Лючия бросилась в мои объятия, рыдая. Как я ответил на ее порыв, с какой благой решимостью и волей, легко себе представить; легко вообразить и наши лучезарные мечты, скрепленные нерасторжимым обетом верности.
– А теперь послушай, – прибавила Лючия. – Ты не думай, я ведь прекрасно понимаю, что у меня далеко не все в порядке, что нервы у меня пошаливают, кажется, так говорят? И ум временами заходит за разум. А вообще-то не очень, я же такая смышленая, такая добрая, хоть и убила тех птенчиков и тот цветок. Ты думаешь, я смогу выздороветь? Именно ты должен мне помочь. Хватит ли у тебя сил? Да, ты сможешь, сможешь, ведь так?
И снова я отвечал, как мог, на эти жалобные и столь разумные слова.
– Ну хорошо, – продолжила она без остановки. – Не надо ни о чем говорить. Пусть всегда будет так, как сейчас. Посмотри, посмотри на мою руку. Нравится? Разве не хороша? Ты чувствуешь, что иногда я говорю прямо как мама? О Боже, как она сейчас злится... она здесь, она грозит мне. Пусть, ничего уже не поделаешь, чему быть, того не миновать. Так тебе нравится эта ручка? Тогда поцелуй ее. А это ушко? Поцелуй и его. А эта ножка? – Толчок ногой – и шелковая туфелька слетела на пол. – Что ж не целуешь? Целуй, не мешкая, все, что тебе по нраву во мне. Сударь, без промедления лобзайте все, что в моей особе радует ваш взор...

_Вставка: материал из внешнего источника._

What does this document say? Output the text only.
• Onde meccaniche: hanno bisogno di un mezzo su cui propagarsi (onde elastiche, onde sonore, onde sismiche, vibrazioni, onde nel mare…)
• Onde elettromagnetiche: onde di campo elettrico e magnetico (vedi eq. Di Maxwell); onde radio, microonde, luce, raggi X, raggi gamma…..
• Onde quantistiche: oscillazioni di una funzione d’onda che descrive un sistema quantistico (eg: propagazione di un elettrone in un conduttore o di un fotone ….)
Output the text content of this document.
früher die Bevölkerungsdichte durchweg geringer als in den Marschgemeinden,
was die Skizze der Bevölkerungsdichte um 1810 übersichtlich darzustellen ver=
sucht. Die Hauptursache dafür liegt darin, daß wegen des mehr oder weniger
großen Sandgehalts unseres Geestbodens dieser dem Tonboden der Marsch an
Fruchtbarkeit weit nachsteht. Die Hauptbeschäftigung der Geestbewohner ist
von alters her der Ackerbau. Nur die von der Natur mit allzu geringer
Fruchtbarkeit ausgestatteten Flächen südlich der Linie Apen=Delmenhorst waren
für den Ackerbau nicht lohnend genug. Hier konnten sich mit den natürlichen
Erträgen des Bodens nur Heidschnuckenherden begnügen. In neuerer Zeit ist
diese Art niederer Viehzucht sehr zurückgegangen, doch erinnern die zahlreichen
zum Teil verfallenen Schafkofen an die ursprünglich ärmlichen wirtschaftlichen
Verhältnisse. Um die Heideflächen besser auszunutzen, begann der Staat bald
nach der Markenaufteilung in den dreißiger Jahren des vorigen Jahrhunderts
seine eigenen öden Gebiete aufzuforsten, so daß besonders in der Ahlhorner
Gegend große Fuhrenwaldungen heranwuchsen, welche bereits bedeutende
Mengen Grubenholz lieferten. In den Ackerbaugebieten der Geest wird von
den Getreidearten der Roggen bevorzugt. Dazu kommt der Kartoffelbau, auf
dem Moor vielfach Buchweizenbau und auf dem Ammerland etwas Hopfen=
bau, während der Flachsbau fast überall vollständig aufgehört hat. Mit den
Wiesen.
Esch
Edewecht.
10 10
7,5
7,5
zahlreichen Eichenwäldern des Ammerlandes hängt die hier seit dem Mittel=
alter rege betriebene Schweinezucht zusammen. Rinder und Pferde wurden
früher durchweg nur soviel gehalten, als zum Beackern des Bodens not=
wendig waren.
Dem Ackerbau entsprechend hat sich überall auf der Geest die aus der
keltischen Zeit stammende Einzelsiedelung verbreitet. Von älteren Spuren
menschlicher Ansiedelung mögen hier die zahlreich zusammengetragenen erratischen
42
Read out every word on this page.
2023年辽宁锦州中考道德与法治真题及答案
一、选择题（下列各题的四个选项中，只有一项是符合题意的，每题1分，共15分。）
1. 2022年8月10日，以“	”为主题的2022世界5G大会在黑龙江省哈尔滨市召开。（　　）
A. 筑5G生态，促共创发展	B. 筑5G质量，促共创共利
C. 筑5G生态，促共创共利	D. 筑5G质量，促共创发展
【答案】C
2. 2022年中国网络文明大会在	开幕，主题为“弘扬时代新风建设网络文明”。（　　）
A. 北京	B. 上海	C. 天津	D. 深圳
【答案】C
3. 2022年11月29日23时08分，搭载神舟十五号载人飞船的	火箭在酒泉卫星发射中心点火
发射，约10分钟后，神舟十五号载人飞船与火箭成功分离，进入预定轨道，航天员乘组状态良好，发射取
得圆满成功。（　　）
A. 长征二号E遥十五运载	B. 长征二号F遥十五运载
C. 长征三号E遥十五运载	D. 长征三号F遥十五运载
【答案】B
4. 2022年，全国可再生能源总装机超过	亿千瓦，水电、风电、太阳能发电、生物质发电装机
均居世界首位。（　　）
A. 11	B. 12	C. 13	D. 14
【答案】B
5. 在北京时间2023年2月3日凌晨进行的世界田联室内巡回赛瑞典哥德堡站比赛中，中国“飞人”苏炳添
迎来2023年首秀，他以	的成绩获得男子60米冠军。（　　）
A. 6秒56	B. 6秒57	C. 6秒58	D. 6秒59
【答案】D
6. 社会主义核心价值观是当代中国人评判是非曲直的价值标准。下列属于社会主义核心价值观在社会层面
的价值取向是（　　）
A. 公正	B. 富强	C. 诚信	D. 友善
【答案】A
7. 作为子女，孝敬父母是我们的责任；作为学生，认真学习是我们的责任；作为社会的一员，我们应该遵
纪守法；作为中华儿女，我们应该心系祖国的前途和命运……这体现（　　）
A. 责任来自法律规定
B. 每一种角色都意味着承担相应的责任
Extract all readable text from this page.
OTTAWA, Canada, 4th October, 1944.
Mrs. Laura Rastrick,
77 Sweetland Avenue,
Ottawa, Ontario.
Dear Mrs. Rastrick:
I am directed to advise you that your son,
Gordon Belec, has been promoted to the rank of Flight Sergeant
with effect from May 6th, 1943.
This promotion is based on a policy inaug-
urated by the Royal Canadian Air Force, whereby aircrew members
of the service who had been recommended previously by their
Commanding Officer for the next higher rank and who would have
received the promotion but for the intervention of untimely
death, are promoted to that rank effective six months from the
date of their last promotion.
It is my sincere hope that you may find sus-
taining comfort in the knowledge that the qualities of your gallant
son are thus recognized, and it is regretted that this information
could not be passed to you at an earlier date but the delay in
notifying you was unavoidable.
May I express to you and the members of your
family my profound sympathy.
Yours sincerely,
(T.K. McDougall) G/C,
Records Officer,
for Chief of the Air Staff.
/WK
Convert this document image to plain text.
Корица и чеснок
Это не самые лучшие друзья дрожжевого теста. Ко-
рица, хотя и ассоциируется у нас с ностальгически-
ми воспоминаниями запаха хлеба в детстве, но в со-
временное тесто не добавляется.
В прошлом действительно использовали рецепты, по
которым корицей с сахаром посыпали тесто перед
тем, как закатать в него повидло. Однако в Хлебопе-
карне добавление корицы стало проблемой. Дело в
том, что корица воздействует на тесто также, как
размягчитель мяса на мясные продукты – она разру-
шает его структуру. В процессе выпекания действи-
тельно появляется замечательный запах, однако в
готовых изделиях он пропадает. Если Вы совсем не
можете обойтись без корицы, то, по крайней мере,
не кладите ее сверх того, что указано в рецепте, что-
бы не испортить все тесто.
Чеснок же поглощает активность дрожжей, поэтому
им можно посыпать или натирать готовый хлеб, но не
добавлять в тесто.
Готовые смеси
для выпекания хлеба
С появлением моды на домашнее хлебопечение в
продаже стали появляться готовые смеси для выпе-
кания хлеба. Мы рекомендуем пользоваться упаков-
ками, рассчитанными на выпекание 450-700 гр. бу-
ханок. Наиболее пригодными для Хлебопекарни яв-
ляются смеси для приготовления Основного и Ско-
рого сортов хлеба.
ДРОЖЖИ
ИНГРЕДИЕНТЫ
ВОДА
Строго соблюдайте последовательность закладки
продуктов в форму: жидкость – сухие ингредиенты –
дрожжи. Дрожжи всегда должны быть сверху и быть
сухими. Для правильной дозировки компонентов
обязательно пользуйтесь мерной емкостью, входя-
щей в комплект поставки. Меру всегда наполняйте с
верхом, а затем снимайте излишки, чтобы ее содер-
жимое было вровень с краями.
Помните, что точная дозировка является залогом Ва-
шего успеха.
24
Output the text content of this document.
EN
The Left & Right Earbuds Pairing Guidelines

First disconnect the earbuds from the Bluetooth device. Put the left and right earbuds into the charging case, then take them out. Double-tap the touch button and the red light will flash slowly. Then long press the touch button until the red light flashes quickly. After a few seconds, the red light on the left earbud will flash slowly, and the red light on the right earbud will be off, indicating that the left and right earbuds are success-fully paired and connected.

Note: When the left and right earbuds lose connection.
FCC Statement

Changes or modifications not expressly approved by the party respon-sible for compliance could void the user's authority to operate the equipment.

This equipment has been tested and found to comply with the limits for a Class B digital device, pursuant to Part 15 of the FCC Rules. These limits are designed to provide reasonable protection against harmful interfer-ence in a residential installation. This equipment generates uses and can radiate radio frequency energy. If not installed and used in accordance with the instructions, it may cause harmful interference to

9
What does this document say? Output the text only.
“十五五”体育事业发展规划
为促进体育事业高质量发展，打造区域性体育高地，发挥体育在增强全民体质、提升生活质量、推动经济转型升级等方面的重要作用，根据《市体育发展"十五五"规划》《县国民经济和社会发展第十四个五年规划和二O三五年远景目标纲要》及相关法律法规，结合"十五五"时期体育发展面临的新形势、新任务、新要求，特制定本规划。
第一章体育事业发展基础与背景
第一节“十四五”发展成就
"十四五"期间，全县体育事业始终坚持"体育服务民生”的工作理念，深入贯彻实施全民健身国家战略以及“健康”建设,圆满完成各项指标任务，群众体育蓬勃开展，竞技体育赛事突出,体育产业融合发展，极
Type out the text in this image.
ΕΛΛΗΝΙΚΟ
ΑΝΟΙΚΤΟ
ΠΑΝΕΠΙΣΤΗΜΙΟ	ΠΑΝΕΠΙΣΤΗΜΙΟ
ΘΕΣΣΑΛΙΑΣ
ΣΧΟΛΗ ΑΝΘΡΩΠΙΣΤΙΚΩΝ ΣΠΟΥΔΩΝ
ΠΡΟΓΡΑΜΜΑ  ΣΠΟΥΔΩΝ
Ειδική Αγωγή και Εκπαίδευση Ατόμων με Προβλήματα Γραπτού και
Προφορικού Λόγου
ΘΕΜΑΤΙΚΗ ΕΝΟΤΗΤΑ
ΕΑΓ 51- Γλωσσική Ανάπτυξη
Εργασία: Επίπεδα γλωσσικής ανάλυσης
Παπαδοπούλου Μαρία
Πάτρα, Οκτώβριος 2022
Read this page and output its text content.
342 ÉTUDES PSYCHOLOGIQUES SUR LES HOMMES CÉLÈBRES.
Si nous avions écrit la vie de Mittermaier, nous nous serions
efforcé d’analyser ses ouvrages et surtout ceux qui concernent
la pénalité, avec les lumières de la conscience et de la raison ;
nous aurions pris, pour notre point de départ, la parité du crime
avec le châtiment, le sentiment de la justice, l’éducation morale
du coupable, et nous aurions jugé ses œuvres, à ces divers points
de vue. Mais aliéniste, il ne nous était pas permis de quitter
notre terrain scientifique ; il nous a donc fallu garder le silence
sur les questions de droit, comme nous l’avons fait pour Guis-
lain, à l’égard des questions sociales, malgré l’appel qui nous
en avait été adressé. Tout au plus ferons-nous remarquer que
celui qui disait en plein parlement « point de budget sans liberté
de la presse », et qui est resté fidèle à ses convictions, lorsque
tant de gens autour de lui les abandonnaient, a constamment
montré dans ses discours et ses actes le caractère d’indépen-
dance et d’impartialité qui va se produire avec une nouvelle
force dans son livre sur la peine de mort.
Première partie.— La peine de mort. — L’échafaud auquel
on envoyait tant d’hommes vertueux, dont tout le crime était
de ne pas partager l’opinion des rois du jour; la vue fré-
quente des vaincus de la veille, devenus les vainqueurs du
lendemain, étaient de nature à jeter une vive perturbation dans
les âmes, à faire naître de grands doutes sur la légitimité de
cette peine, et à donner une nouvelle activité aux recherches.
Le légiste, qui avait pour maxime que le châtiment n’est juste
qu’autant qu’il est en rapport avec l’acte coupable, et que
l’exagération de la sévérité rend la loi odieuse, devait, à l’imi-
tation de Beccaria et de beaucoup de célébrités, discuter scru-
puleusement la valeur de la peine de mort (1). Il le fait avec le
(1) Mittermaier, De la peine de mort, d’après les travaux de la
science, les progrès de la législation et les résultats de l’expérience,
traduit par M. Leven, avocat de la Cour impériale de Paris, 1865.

Все это, эти наивные порывы и были нашим скоротечным счастьем.
Глава восемнадцатая
Мы были счастливы, когда...
Немного погодя Лючия стала хмурить брови и поминутно потирать виски ладонями, так, словно ощущала глухую боль; мучительным движением она почасту запускала пальцы в волосы. Пару раз пожаловалась на озноб в затылке. На исходе своего рассказа Лючия содрогнулась легкой дрожью, которую я приписал вполне естественным причинам. Внезапно я увидел, как закатились ее глаза; остекленевший взгляд застыл в орбитах и тотчас снова закатился. Сквозь сомкнутые губы прорвался жуткий вопль, нечеловеческий, ужасный рев; Лючия повалилась как подкошенная, и я успел лишь подхватить ее. Еще мгновение – и это хрупкое и легонькое тельце подпрыгивало, билось, корчилось в невыносимых судорогах; их бешеную, сверхъестественную силу я укротить не мог.
Нужны ли пояснения? То был жестокий приступ всем хорошо известного недуга. Она пыталась укусить себя за руку – я не сумел ей помешать. На нежных губках выступила пузырящаяся пена, окрашенная тусклой кровью: по-видимому, Лючия прикусила и язык. Что к этому прибавить? С неизъяснимою душевной болью я смотрел на воплощение моих нежнейших чувств, низринутое до последнего предела, куда способна пасть людская плоть. Но тем сильнее я ее любил. Чуть позже я положил несчастное и дорогое тело на кровать, где еще долго его пронизывали безостановочные судороги, пока совсем не стихли и они.
Постанывая, Лючия приоткрыла наконец глаза, охваченные черными кругами. Первыми ее словами были:
– Ну вот, не хотела говорить, теперь ты и сам все знаешь. Я еще нужна тебе? А от этого я излечусь? Я знала, все шло слишком хорошо, так всегда бывает, когда это начинается. Послушай, знаешь, зачем я недавно заговорила о войне?.. Погоди, у меня внутри все гудит... сейчас, только встану... Вообще-то, я уже привыкла: мне никто никогда не помогал... отец корил меня за эту болезнь, он даже говорил... Что же он говорил! Ну да все равно... – (Пошатываясь, Лючия встала; я поддержал ее. И тем не менее она, казалось, быстро набирала силы.) – О чем это я, ах да: знаешь, почему вначале я заговорила о войне? Сейчас я это ясно чувствую: сюда идут. Это они, они – солдаты! Смотри... – (Она указывала на окно; тут я заметил, что уже светало.) – Как быстро они подходят! Совсем недавно были только у подножья гор. Иди, – затараторила она, глотая звуки, – ступай живее, посмотри, откуда они и как нам быть. Что, если они хотят нам зла? Что это за солдаты? Я не вижу...
Не собираясь ей перечить, я двинулся к окну. Вдруг, в подтверждение всей этой небылицы, со стороны ложбины, которая раскинулась недалеко от дома, раздался выстрел, за ним второй и третий...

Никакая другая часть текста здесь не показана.